The company is Y Combinator graduate Train an LLM model to perform search functions when it needs to access a data source or the Internet. Wang said the service is used by about 100 paying customers and tens of thousands of developers, ranging from his other AI startups to researchers and AI labs.

Wang said Exa Labs’ employees are “well-paid” and have capital.
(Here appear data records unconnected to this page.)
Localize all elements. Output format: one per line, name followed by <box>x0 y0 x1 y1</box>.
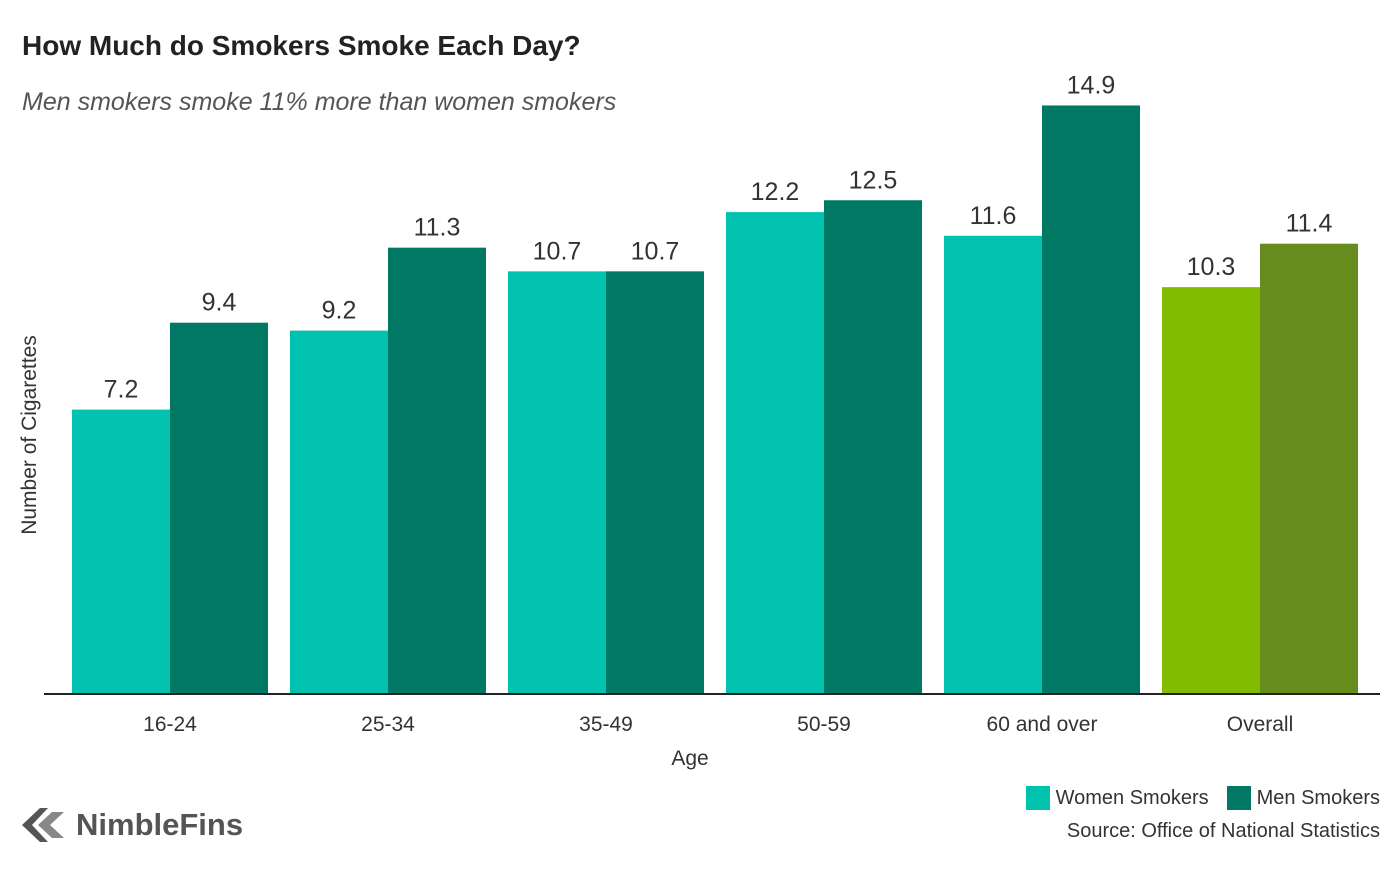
bar-men-2 <box>606 271 704 694</box>
bar-men-4 <box>1042 105 1140 694</box>
x-tick-label-3: 50-59 <box>797 713 851 736</box>
legend-label-men: Men Smokers <box>1256 786 1380 809</box>
value-label-women-5: 10.3 <box>1187 253 1236 281</box>
legend-label-women: Women Smokers <box>1055 786 1209 809</box>
x-axis-title: Age <box>671 747 708 770</box>
bar-men-1 <box>388 247 486 694</box>
x-tick-label-1: 25-34 <box>361 713 415 736</box>
ticks-layer: 16-24 25-34 35-49 50-59 60 and over Overall <box>143 713 1293 736</box>
legend-item-women: Women Smokers <box>1025 786 1209 810</box>
y-axis-title: Number of Cigarettes <box>18 335 41 535</box>
value-label-women-2: 10.7 <box>533 237 582 265</box>
x-tick-label-4: 60 and over <box>987 713 1098 736</box>
nimblefins-logo-icon <box>22 808 64 842</box>
labels-layer: 7.2 9.4 9.2 11.3 10.7 10.7 12.2 12.5 11.6 14.9 10.… <box>104 71 1333 403</box>
x-tick-label-5: Overall <box>1227 713 1294 736</box>
value-label-men-3: 12.5 <box>849 166 898 194</box>
value-label-women-4: 11.6 <box>970 202 1017 230</box>
x-tick-label-0: 16-24 <box>143 713 197 736</box>
bar-men-0 <box>170 322 268 694</box>
source-note: Source: Office of National Statistics <box>1066 820 1380 842</box>
value-label-men-1: 11.3 <box>414 214 461 242</box>
bar-women-0 <box>72 409 170 694</box>
bar-women-5 <box>1162 287 1260 694</box>
bar-men-3 <box>824 200 922 694</box>
legend-item-men: Men Smokers <box>1226 786 1380 810</box>
value-label-women-3: 12.2 <box>751 178 800 206</box>
legend-swatch-men <box>1226 786 1251 810</box>
bar-men-5 <box>1260 243 1358 694</box>
bars-layer <box>72 105 1358 695</box>
x-tick-label-2: 35-49 <box>579 713 633 736</box>
brand-logo: NimbleFins <box>20 806 243 844</box>
value-label-women-0: 7.2 <box>104 376 139 404</box>
value-label-men-0: 9.4 <box>202 289 237 317</box>
bar-women-1 <box>290 330 388 694</box>
bar-women-4 <box>944 235 1042 695</box>
value-label-men-4: 14.9 <box>1067 71 1116 99</box>
legend-swatch-women <box>1025 786 1050 810</box>
bar-women-2 <box>508 271 606 694</box>
legend: Women Smokers Men Smokers <box>1008 786 1380 810</box>
brand-name: NimbleFins <box>76 807 244 842</box>
chart-subtitle: Men smokers smoke 11% more than women sm… <box>22 88 617 116</box>
value-label-women-1: 9.2 <box>322 297 357 325</box>
value-label-men-5: 11.4 <box>1286 210 1333 238</box>
bar-women-3 <box>726 212 824 694</box>
value-label-men-2: 10.7 <box>631 237 680 265</box>
chart-title: How Much do Smokers Smoke Each Day? <box>22 30 581 61</box>
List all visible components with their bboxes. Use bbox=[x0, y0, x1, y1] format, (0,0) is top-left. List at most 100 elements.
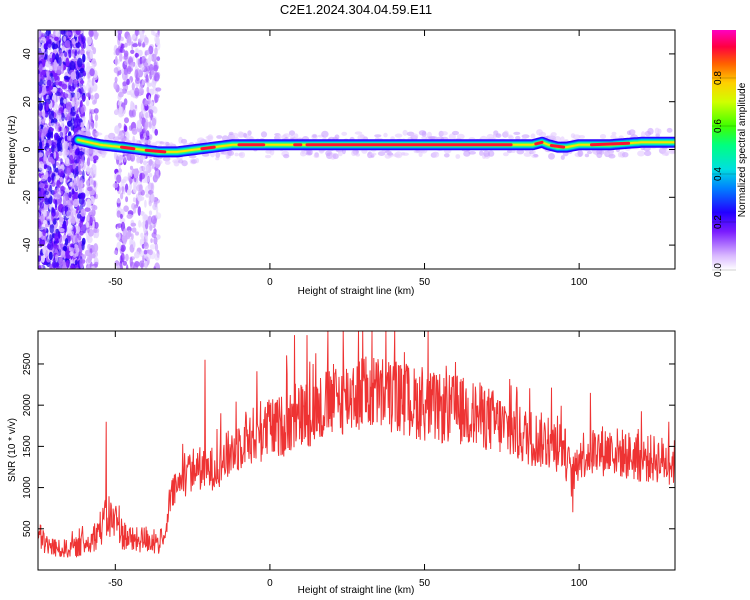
noise-blob bbox=[148, 200, 152, 207]
noise-blob bbox=[82, 70, 87, 77]
noise-blob bbox=[57, 141, 63, 152]
noise-blob bbox=[148, 210, 153, 216]
noise-blob bbox=[64, 188, 70, 194]
halo-blob bbox=[550, 132, 557, 137]
noise-blob bbox=[138, 220, 142, 228]
noise-blob bbox=[63, 75, 69, 80]
halo-blob bbox=[510, 149, 516, 153]
noise-blob bbox=[146, 86, 150, 94]
halo-blob bbox=[355, 153, 360, 157]
noise-blob bbox=[156, 56, 161, 62]
noise-blob bbox=[49, 234, 52, 244]
noise-blob bbox=[141, 79, 145, 86]
noise-blob bbox=[38, 152, 44, 158]
noise-blob bbox=[58, 168, 64, 177]
noise-blob bbox=[144, 111, 150, 119]
noise-blob bbox=[139, 172, 143, 183]
noise-blob bbox=[55, 210, 60, 217]
noise-blob bbox=[118, 168, 122, 173]
noise-blob bbox=[154, 47, 158, 56]
halo-blob bbox=[647, 127, 654, 135]
noise-blob bbox=[118, 91, 124, 98]
noise-blob bbox=[74, 103, 78, 112]
noise-blob bbox=[39, 110, 43, 117]
noise-blob bbox=[49, 85, 54, 90]
noise-blob bbox=[134, 104, 138, 109]
noise-blob bbox=[154, 90, 159, 95]
noise-blob bbox=[61, 83, 68, 90]
noise-blob bbox=[154, 128, 158, 136]
noise-blob bbox=[60, 158, 63, 165]
halo-blob bbox=[572, 134, 581, 140]
halo-blob bbox=[283, 154, 290, 159]
snr-y-axis-label: SNR (10 * v/v) bbox=[7, 418, 18, 482]
halo-blob bbox=[611, 131, 617, 136]
noise-blob bbox=[94, 261, 99, 266]
noise-blob bbox=[129, 62, 135, 68]
snr-frame bbox=[37, 330, 676, 571]
noise-blob bbox=[121, 186, 125, 192]
noise-blob bbox=[62, 93, 69, 98]
noise-blob bbox=[86, 235, 91, 241]
noise-blob bbox=[141, 109, 146, 119]
colorbar-tick-label: 0.8 bbox=[713, 71, 724, 85]
halo-blob bbox=[118, 154, 124, 161]
noise-blob bbox=[56, 262, 59, 268]
noise-blob bbox=[119, 52, 123, 62]
noise-blob bbox=[87, 78, 91, 83]
snr-line bbox=[38, 331, 675, 558]
noise-blob bbox=[134, 87, 140, 97]
colorbar-label: Normalized spectral amplitude bbox=[737, 82, 748, 217]
noise-blob bbox=[81, 199, 86, 207]
noise-blob bbox=[79, 230, 84, 236]
noise-blob bbox=[150, 182, 155, 192]
halo-blob bbox=[455, 154, 461, 159]
halo-blob bbox=[269, 148, 275, 156]
noise-blob bbox=[153, 171, 159, 182]
noise-blob bbox=[38, 37, 41, 43]
noise-blob bbox=[134, 69, 139, 79]
noise-blob bbox=[93, 155, 99, 161]
noise-blob bbox=[93, 180, 97, 188]
noise-blob bbox=[38, 70, 41, 75]
y-tick-label: 0 bbox=[22, 146, 33, 152]
noise-blob bbox=[38, 218, 41, 228]
noise-blob bbox=[54, 199, 58, 208]
noise-blob bbox=[80, 208, 87, 217]
x-tick-label: 50 bbox=[419, 277, 431, 288]
halo-blob bbox=[180, 138, 188, 144]
noise-blob bbox=[52, 43, 59, 50]
noise-blob bbox=[86, 221, 90, 229]
noise-blob bbox=[77, 57, 83, 68]
y-tick-label: 1000 bbox=[22, 476, 33, 499]
noise-blob bbox=[71, 188, 75, 195]
noise-blob bbox=[46, 236, 50, 244]
noise-blob bbox=[58, 125, 63, 132]
halo-blob bbox=[530, 133, 536, 139]
halo-blob bbox=[599, 134, 607, 139]
halo-blob bbox=[486, 133, 494, 141]
noise-blob bbox=[44, 190, 50, 196]
noise-blob bbox=[49, 57, 53, 63]
halo-blob bbox=[377, 151, 386, 157]
noise-blob bbox=[94, 221, 99, 229]
noise-blob bbox=[58, 81, 63, 87]
halo-blob bbox=[119, 135, 128, 142]
noise-blob bbox=[151, 215, 157, 225]
noise-blob bbox=[113, 250, 118, 255]
noise-blob bbox=[66, 167, 71, 174]
noise-blob bbox=[58, 56, 62, 67]
noise-blob bbox=[89, 68, 95, 77]
halo-blob bbox=[276, 133, 282, 141]
halo-blob bbox=[402, 152, 409, 156]
noise-blob bbox=[55, 69, 62, 74]
y-tick-label: 2000 bbox=[22, 394, 33, 417]
halo-blob bbox=[95, 132, 103, 136]
noise-blob bbox=[68, 92, 72, 101]
halo-blob bbox=[538, 131, 547, 138]
noise-blob bbox=[116, 198, 121, 204]
noise-blob bbox=[38, 264, 42, 269]
noise-blob bbox=[146, 58, 152, 64]
y-tick-label: -20 bbox=[22, 190, 33, 205]
noise-blob bbox=[78, 181, 84, 190]
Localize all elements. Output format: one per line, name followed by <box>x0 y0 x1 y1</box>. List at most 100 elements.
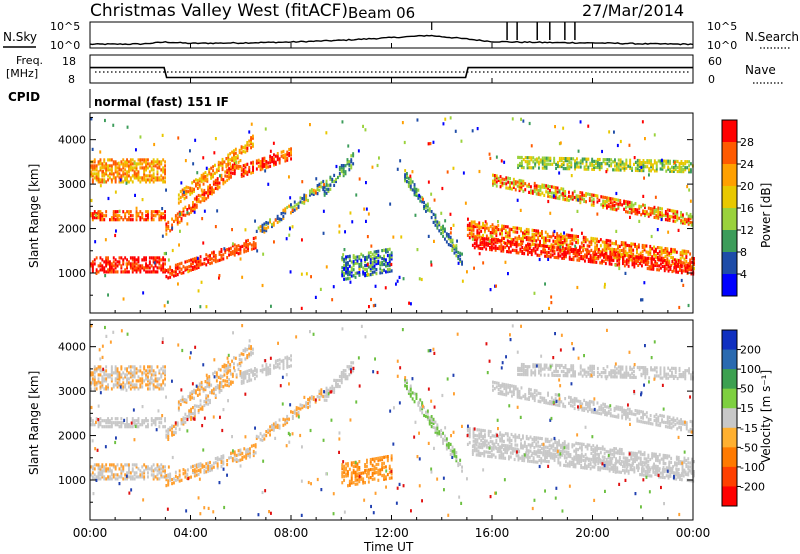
power-cell <box>109 262 111 266</box>
power-cell <box>331 298 334 302</box>
power-cell <box>286 156 289 160</box>
power-cell <box>184 266 187 270</box>
power-cell <box>449 239 452 243</box>
power-cell <box>475 244 478 248</box>
velocity-cell <box>231 457 234 461</box>
power-cell <box>533 239 536 243</box>
power-cell <box>598 163 601 168</box>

In other words, the company’s attitude is “if you’re not in, you’re out,” he says. “Maybe in some startups it’s okay for the company not to be the number one priority in your life, but in high-growth companies that’s definitely not the case.”

That means long hours, and even if you don’t live in the office, you’ll at least take a nap there. As the saying goes, “Code, sleep, repeat.”

As someone who has covered the ups and downs of startups for many years, I can say this with certainty. This means that there is always a time for a company to grow. When we have to tone down that hustle cultureor what the company is actually doing is poor project and employee management.

The time when reasonable work-hour expectations are required should come when employment growth exceeds the ability to distribute significant initial employee stock. Or on a scale where more employment laws apply. Or simply when teams start adding people with families who want to go home every night.

As for clean sheets in Exa’s nap pods, Wang says there are no issues. “We had a toga party to celebrate the rebrand and bought 30 to 40 sheets. We have a lot of sheets.”